The updated assembly of *A. glycines* (A_gly_v2) is contiguous, complete, and free from contamination. (A) Cumulative scaffold (or contig) length for the original assembly of *A. glycines* (A_gly_v1), the PacBio only assembly (Canu), the hybrid assembly (DBG2OLC), the merged PacBio only and hybrid assembly (quickmerge) and the final updated assembly that includes scaffolding with RNA-seq data and removal of contaminants (A_gly_v2). Summary statistics for each assembly are given in Table 1. (B) BUSCO analysis of A_gly_v1 and A_gly_v2 using the Arthropoda gene set (n = 1,066). (C) Taxon-annotated GC content-coverage plot of A_gly_v2.
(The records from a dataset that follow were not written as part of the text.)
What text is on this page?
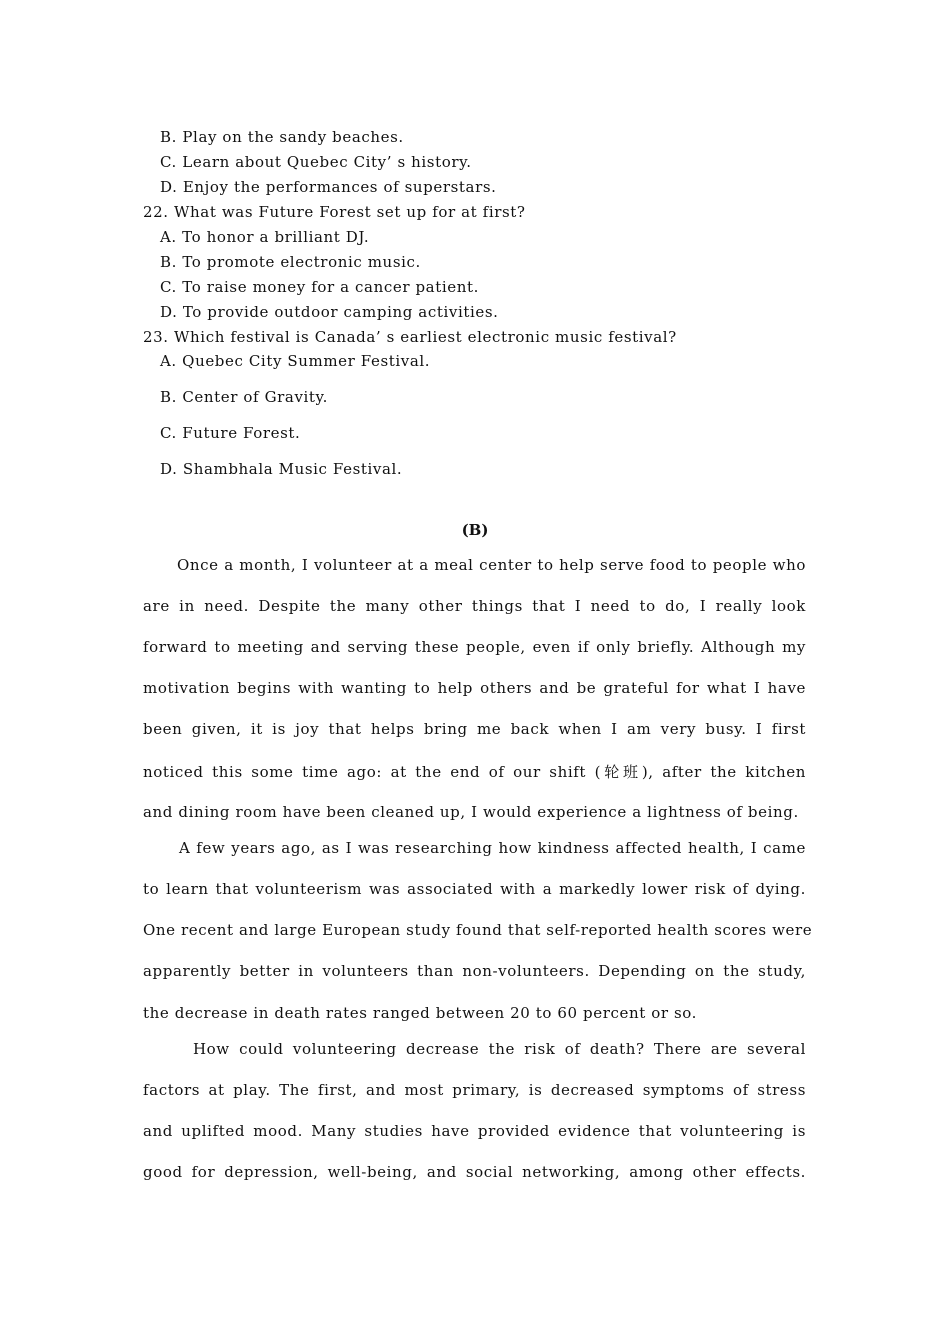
B. Play on the sandy beaches.
C. Learn about Quebec City’ s history.
D. Enjoy the performances of superstars.
22. What was Future Forest set up for at first?
A. To honor a brilliant DJ.
B. To promote electronic music.
C. To raise money for a cancer patient.
D. To provide outdoor camping activities.
23. Which festival is Canada’ s earliest electronic music festival?
A. Quebec City Summer Festival.
B. Center of Gravity.
C. Future Forest.
D. Shambhala Music Festival.
(B)
Once a month, I volunteer at a meal center to help serve food to people who
are in need. Despite the many other things that I need to do, I really look
forward to meeting and serving these people, even if only briefly. Although my
motivation begins with wanting to help others and be grateful for what I have
been given, it is joy that helps bring me back when I am very busy. I first
noticed this some time ago: at the end of our shift (轮班), after the kitchen
and dining room have been cleaned up, I would experience a lightness of being.
A few years ago, as I was researching how kindness affected health, I came
to learn that volunteerism was associated with a markedly lower risk of dying.
One recent and large European study found that self-reported health scores were
apparently better in volunteers than non-volunteers. Depending on the study,
the decrease in death rates ranged between 20 to 60 percent or so.
How could volunteering decrease the risk of death? There are several
factors at play. The first, and most primary, is decreased symptoms of stress
and uplifted mood. Many studies have provided evidence that volunteering is
good for depression, well-being, and social networking, among other effects.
A_gly_v2 is contiguous, free from obvious contamination and is highly complete. Half of the genome is contained in only 40 scaffolds (941 scaffolds in total, longest scaffold = 7.28 Mb) and the scaffold N50 is increased by 1,342% (2.51 Mb vs. 0.17 Mb) compared to A_gly_v1 (Table 1;Figure 2A). After exclusion of parasitoid wasp scaffolds from A_gly_v1, A_gly_v2 contains 4 Mb more sequence than A_gly_v1 (303 Mb vs. 299 Mb), and is close to the predicted genome size of 317 Mb based on flow cytometry (Wenger et al. 2017). Furthermore, A_gly_v2 contains 95 more single-copy and complete BUSCO genes than A_gly_v1 (Figure 2B; 983 vs. 888) and is free from obvious contamination of non-target species (Figure 2C). This improvement in gene content is the result of a reduction in the number of fragmented or missing genes (45 vs. 65) and greatly reduced duplication levels (38 vs. 113). Using BRAKER2 (Hoff et al. 2015; github.com/Gaius-Augustus/BRAKER) with RNA-seq evidence from Bansal et al. (2014), I annotated 19,750 protein-coding genes in A_gly_v2 to generate a new gene set release to accompany the updated genome assembly. As for the genome assembly, the A_gly_v2 gene set is more complete than the A_gly_v1 gene set, containing 31 more complete BUSCO genes (1016 vs. 985; Supplementary Table 4) and has a greater number of genes expressed (kallisto estimated counts > 10) in the Bansal et al. (2014) RNA-seq data set (12,637 vs. 11,925; Supplementary Table 5).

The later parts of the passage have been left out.